Following in Wieland Wagner's footsteps, the designers selectively chose which of Wagner's stage directions to follow and ignore: the open mountain-top of the gods' respose was replaced with a sanatorium of plastic reclining chairs, underlit by a floor of white fluorescent lights. Fricka sports a beehive hairdo, Wotan wears a T-shirt with a silkscreened bird-of-prey on the front, Donner in sports jacket with "ZACK" emblazoned across the back, boxing glove in one hand and cricket bat in the other. And the two giants are simply dressed in soiled construction overalls and vests, making their bass-stomping entrance on a motorized cart painted in undescribable grey.



(above: Nibelheim, Alberich and Mime in the middle. Alberlich's the tall one)

To describe Wotan and Loki's descent into Nibeleim in detail would take far too many words, so I'll try with just three: Star Trek transporter. The use of children as screaming Nibelungen in slavery was a clever touch. The sequence where Alberich transforms himself into a dragon - so often stumbling points for productions reduced to pantomime creatures - displayed set designer Michael Scott-Mitchell's artistry in stagecraft as the upper half of the set was rigged to display a clockwork firedrake, manipulated by the Nibelung children in segments on poles, like in a traditional Chinese dragon dance.

I very much appreciate Stephen Curtis's use of colours in his costumes: blacks for Alberich and Mime (right), whites tinged with grey at the feet for the gods, the greytone gradient changing between operas as the gods shifted between moral poles.
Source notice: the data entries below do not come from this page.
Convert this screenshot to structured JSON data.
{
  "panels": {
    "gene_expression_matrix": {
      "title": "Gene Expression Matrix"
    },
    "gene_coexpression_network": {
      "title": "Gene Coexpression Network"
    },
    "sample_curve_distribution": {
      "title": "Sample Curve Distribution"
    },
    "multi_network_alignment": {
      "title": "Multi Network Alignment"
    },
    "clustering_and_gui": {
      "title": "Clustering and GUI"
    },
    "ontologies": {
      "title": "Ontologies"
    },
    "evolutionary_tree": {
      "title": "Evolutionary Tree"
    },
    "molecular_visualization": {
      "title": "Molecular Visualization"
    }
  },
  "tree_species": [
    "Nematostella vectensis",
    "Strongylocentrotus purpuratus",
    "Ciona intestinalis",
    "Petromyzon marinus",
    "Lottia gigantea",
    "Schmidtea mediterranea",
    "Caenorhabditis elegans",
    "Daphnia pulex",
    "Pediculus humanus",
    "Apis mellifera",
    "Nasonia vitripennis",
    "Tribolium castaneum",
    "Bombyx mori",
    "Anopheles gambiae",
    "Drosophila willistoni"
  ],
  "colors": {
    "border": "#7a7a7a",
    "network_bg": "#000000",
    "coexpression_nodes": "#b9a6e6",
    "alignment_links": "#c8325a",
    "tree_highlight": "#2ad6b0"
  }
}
Erda in dusky earthtones, obvoiusly, and the Rhinemaidens in electric swimgear blues and blacks. Some of the sartorial subtext would be more subtle: in Die Walküre, Brünnhilde wears a silver overcoat (a metaphor for Valkyrie breastplate?) in which she would wrap the the shattered Notung and give to Sieglinde, and in turn passed down to Siegfried (in Siegfried), who inherits and wears this overcoat-as-armour, killing Fafner the dragon, and bringing it back full circle to its original owner when he discovers the sleeping Brünnhilde on the doughnut-shaped rock.
 
 Doughnut rocks. Clockwork dragons. The abstracted stageset stylings of Michael Scott-Mitchell and Nick Schlieper delivered with sheer visceral, visual impact. I love the water curtain, although staring for extended periods at a fluorescent stage is headache-inducing, and having the Rainbow Bridge as a flight of pearly white fluorescent steps leading up to a portal flanked by fluorescent pillars somehow didn't give the impression of the gods ascending into grandeur, than self-admittance to a mental asylum.
 
 John Bröcheler turns out to be a superb Wotan, as is John Wegner as Alberich and Richard Greager as Mime, in roles which they would reprise in days ahead. Elizabeth Campbell's Fricka is played as the nagging wife, reductively one-sided in the limited role here, but she will give the character more depth and substance in the sequel, Die Walküre, where Fricka becomes a vocal conscience in Wotan's dilemma in choosing between love or power.
 (left: Wotan and family)

 
 Elapsed time so far: 2 hrs 30 min.actual running time, 2 hrs 30 mins total running time (i.e. with breaks).